Sometimes Chris asks me if the memory of the time, or the memory and nostalgia of that favorite recipe is strong but if I actually was able to replicate the dish would it still have the same effect on me? I love my mom’s coffee cake, and yet that was not lost (thanks to Betty Crocker). I have even changed it up and added my own twist. There are many that I probably never even know that I am missing. The one that I have tried over and over to recreate with horrible luck was her chocolate chess pie. I remember making it often as a kid and loving it, but each time I try now it is a runny mess. I think Chris has given up on it. So if any of you have a chocolate chess pie recipe that you want to share, I am all ears!

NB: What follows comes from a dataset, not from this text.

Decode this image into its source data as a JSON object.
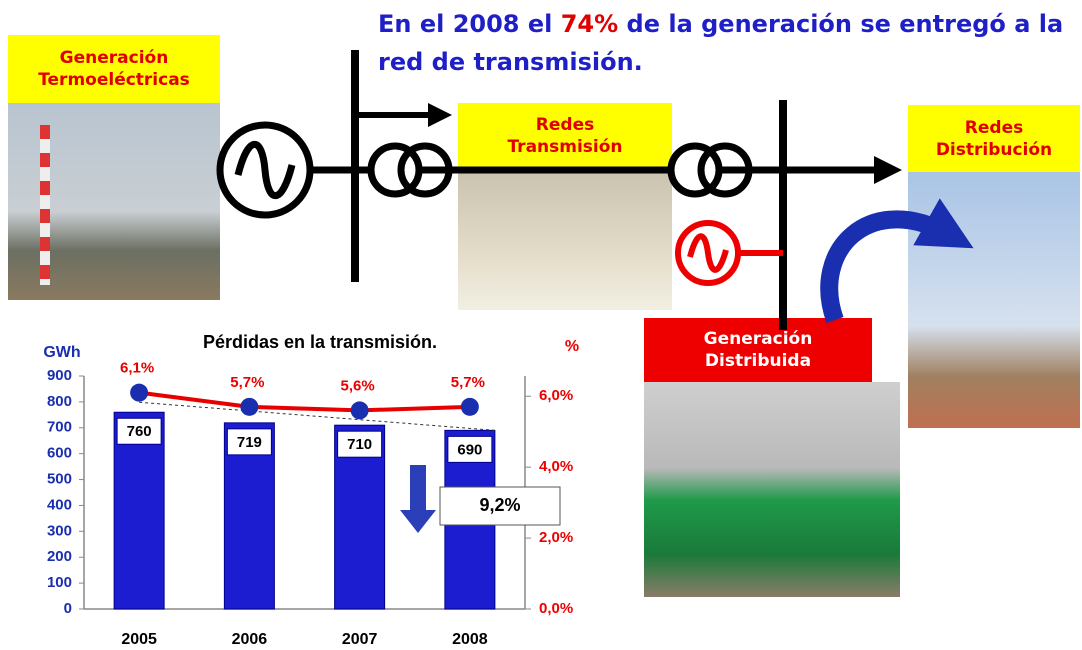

“Have you ever been homesick for someplace that doesn’t actually exist anymore? Someplace that exists only in your mind?” page 103
A quote from the book: “Let’s Pretend This Never Happened” by Jenny Lawson. A memoir about her life, at times hilarious, blunt, and sassy. The above quote makes me think of what I often feel. Do you ever go over old memories in your head, sometimes over and over again to see if you still remember the smallest details? I think about things from my childhood that make me nostalgic. Things that made me happy as a kid. Was it my mom’s chocolate chess pie that I LOVED and no longer have the recipe for, but have NEVER been able to recreate. Or, remembering times when we would somehow end up on my parents king size bed laughing and tickling each other. Did that really happen? I know it did, but with so much time that has passed I often wonder, was there one time when that happened, or was it many times that created my memory?

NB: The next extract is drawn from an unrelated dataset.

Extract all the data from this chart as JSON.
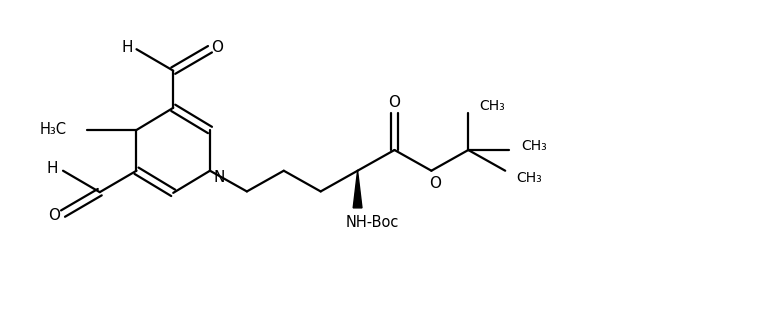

We all have a part of us that sugar coats the bad aspects of life. Often over time we forget the bad parts. The ones that made us cry, or feel horrible about ourselves, or alone. There are times when I make a nice creme brulee shell over the painful parts of my childhood, and others show the raw memories of abuse and abandonment. Which is why I related so much to what Jenny says here:
“He quietly said (as if to himself) that the memories of the places we’d been before were always more golden-tinted in retrospect than they had ever been at the time, and I nodded, surprised that he’d known more than he’d let on. He was right, but I didn’t know if that made it better or worse. Was it worse to be homesick for a time that was once home, but now lived only in your own mind … or to be homesick for a place that never really existed at all?” 103-104
I think my homesickness comes as a picture of what I dreamed a family and home life could have been. When I miss my parents and my family together, it is more from telling myself what it would be like to still have parents that are alive. Parents that I can call up when I am having a hard day, or when I needs some words of advice. Honestly though, my parents were never really those kinds of parents. Maybe I feel that way because they passed on when I was so young, that I had to move on with my life without having them fill the roles of advice giver, supporter, and nurturer. In the end, my imagination of what my relationship could have been if they were alive is what makes me homesick.
Does that mean I am “homesick for a place that never really existed at all?”